Bertemu Gagah Berani
Jakarta, Februari 2024

“KAMU jangan bercanda!” bentaknya.

“Aku sudah mendengar banyak cerita darinya,” ucap Farida. “Pada awalnya aku pun tak percaya. Tapi apa yang dia bilang benar-benar sungguhan.”

Tubuh gadis mungil ini kemudian dituntun untuk duduk di sebuah sofa, di ruang keluarga. Sejak pagi tadi, laki-laki ini masih tidak memercayai apa yang sudah aku kemukakan. Ia tetap bersikeras bahwa aku hanya membual dan membuat beberapa pernyataan bodoh yang tidak masuk logika.

“Oke begini saja. Jika kau memang benar dia...di mana seharusnya dia bertemu denganku?” tanyanya kemudian.

“Warung Bu Restu...”

Ia terkejut. Matanya perlahan mulai berkaca-kaca. Kali ini, sudah bisa dipastikan bahwa laki-laki itu memercayaiku.

“Gagah...ini aku!” kataku, lagi.

Usianya sekarang sudah 43 tahun. Seorang yang kukenal sebagai Gagah Berani itu masih terlihat sama seperti dulu, saat kita mengarungi kisah bersama. Hanya satu yang membuatnya terlihat berbeda: pria yang berkulit sawo matang dan berkacamata itu kini memiliki beberapa kerutan dan uban di rambutnya. Sekilas, aku bisa melihat bagaimana dulu kita melewati hari-hari hebat berdua. Dengan Gagah, aku merasakan kebahagiaan yang tidak terkira. Gagah selalu mempunyai cara untuk membuat hati ini berbunga-bunga. Dan yang terpenting adalah, dia mencintaiku. Kita sama-sama saling mencinta.

“Kenapa kamu tidak menepati janjimu?” tanya Gagah, seraya menyeka air mata yang jatuh di pipinya.

“Aku...”

“Kenapa kau tak kunjung datang?” potongnya. Suaranya berat sekali.

Tanpa kusadari, aku pun mulai menitikkan air mata. Ini adalah momen terburuk yang aku alami dengan Gagah. Momen paling terburuk sepanjang hubungan kita berlangsung.

“Kenapa surat balasan itu tak pernah kunjung sampai di tanganku?” Gagah bertanya lagi, dengan suara yang semakin berat dan nyaris tak terdengar oleh pusat telingaku.

Kulihat, Farida pun tidak bisa menahan air matanya. Pemandangan ini adalah satu hal yang sungguh di luar dugaan. Entah kenapa takdir menyuratkan kepadaku untuk, entah, dapat bangkit kembali, atau...seperti seolah hidup lagi di kehidupan yang lain dalam raga seorang gadis mungil yang kini, harus kuterima dengan lapang, adalah anak dari seorang Gagah Berani.

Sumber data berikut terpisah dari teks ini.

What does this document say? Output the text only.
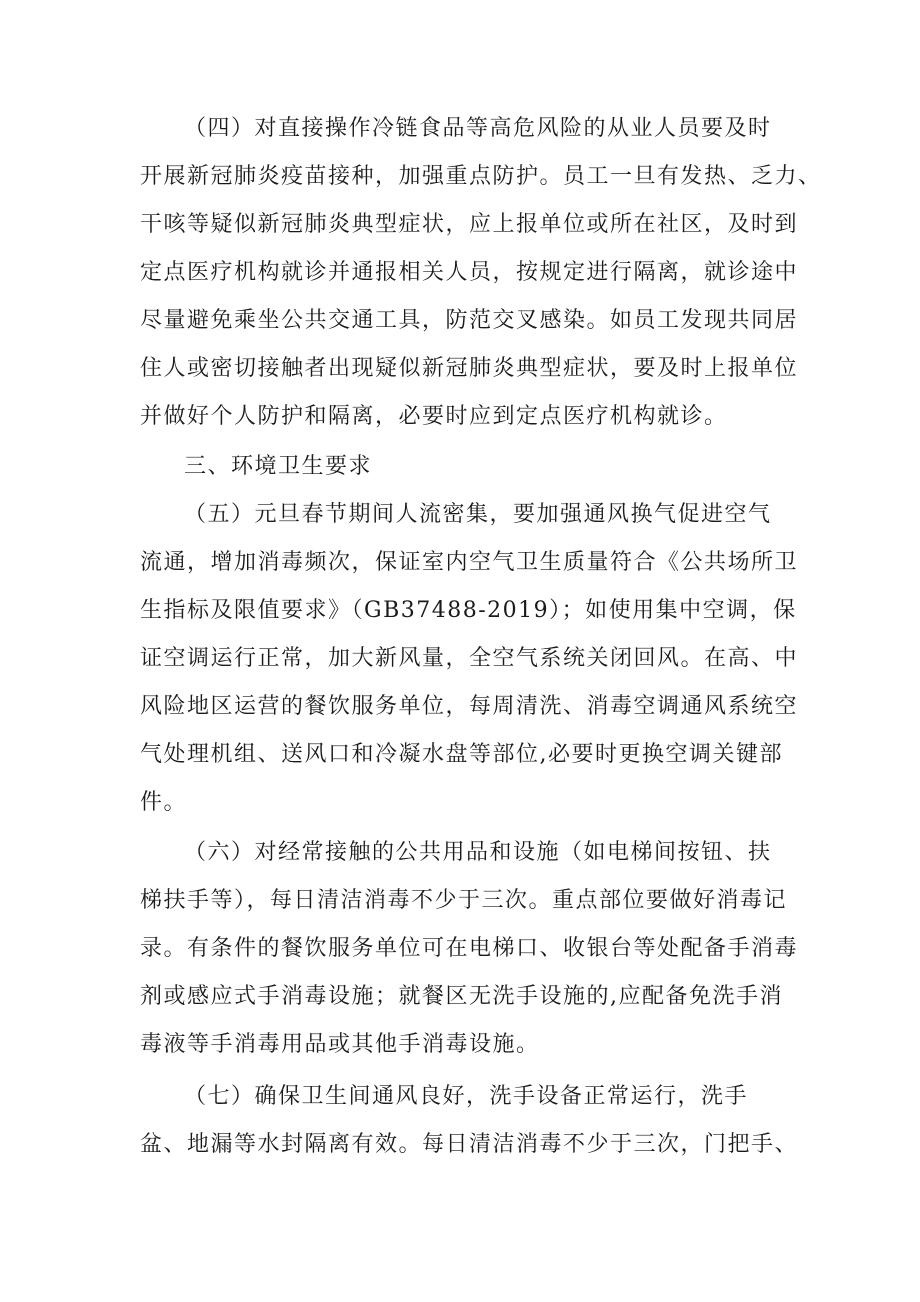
（四）对直接操作冷链食品等高危风险的从业人员要及时
开展新冠肺炎疫苗接种，加强重点防护。员工一旦有发热、乏力、
干咳等疑似新冠肺炎典型症状，应上报单位或所在社区，及时到
定点医疗机构就诊并通报相关人员，按规定进行隔离，就诊途中
尽量避免乘坐公共交通工具，防范交叉感染。如员工发现共同居
住人或密切接触者出现疑似新冠肺炎典型症状，要及时上报单位
并做好个人防护和隔离，必要时应到定点医疗机构就诊。
三、环境卫生要求
（五）元旦春节期间人流密集，要加强通风换气促进空气
流通，增加消毒频次，保证室内空气卫生质量符合《公共场所卫
生指标及限值要求》（GB37488-2019）；如使用集中空调，保
证空调运行正常，加大新风量，全空气系统关闭回风。在高、中
风险地区运营的餐饮服务单位，每周清洗、消毒空调通风系统空
气处理机组、送风口和冷凝水盘等部位,必要时更换空调关键部
件。
（六）对经常接触的公共用品和设施（如电梯间按钮、扶
梯扶手等），每日清洁消毒不少于三次。重点部位要做好消毒记
录。有条件的餐饮服务单位可在电梯口、收银台等处配备手消毒
剂或感应式手消毒设施；就餐区无洗手设施的,应配备免洗手消
毒液等手消毒用品或其他手消毒设施。
（七）确保卫生间通风良好，洗手设备正常运行，洗手
盆、地漏等水封隔离有效。每日清洁消毒不少于三次，门把手、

RAGAKU gemetar saat kulihat raut wajahnya tersenyum ke arahku. Aku mematung, dan benar-benar tak bisa berkata apa pun, seolah ada yang tercekat di kerongkonganku. Tubuh mungil ini tersungkur menuju lantai. Entah tangis yang keluar dari mataku ini adalah rasa sedih, atau justru haru yang tertunda setelah sekian lamanya.

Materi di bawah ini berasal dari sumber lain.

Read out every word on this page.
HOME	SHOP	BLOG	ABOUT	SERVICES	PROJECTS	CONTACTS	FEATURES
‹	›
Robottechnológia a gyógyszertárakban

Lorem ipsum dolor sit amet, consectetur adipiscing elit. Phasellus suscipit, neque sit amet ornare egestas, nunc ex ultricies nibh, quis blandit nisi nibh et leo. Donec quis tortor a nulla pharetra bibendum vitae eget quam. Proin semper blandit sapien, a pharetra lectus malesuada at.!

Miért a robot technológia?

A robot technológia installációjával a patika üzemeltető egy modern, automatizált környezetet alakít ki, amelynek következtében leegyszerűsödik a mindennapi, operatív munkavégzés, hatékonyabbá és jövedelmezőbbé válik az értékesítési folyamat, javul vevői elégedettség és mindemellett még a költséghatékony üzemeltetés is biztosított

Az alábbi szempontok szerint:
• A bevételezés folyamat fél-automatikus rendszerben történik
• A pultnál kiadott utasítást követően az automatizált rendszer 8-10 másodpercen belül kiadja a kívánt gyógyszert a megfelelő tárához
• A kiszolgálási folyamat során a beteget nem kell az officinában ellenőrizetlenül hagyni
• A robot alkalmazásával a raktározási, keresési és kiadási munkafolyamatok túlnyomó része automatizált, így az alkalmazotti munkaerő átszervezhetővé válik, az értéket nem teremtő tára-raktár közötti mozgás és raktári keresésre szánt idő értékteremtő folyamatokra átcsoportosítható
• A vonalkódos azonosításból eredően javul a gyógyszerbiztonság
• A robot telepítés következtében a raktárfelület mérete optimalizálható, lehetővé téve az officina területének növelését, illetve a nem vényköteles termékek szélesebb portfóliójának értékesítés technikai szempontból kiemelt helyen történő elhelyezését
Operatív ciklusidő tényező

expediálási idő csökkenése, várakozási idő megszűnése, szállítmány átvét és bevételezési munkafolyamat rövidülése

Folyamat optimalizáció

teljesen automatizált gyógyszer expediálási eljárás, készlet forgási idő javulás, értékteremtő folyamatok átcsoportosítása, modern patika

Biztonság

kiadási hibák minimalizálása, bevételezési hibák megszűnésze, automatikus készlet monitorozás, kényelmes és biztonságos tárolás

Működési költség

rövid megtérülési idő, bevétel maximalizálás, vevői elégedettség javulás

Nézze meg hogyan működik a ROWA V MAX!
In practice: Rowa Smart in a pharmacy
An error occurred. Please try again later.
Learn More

Gagah Berani ada di hadapanku dengan semangkuk sereal yang terdampar di meja makan, belum ia sentuh sedikit pun. “Kamu kenapa, Qila? Ayah sudah menunggu kamu. Sudah lama kita tidak sarapan bersama,” ucapnya, lalu membantuku bangkit.

“Gagah...”

Ia berhenti sejenak, lalu memandang wajahku. Senyum itu masih melekat di bibirnya. “Kamu mulai tidak sopan ya sama Ayah. Masa panggilnya nama begitu,” ia mencolek hidungku kemudian, persis seperti apa yang dilakukan Gagah saat ketika aku sedang merajuk, tak mendapatkan apa yang kuinginkan. Aku masih selalu ingat kata-katanya yang menenangkanku: “Tidak semua hal yang kita inginkan selalu menjadi kenyataan. Sebab, ada beberapa hal yang memang tidak ditakdirkan untuk kita. Tugas kita hanya terus berjuang dan berusaha. Tentu. Mengenai kebahagiaan, itu adalah tugas Tuhan untuk membagi rata kepada kita semua. Percayalah. Dia akan adil...”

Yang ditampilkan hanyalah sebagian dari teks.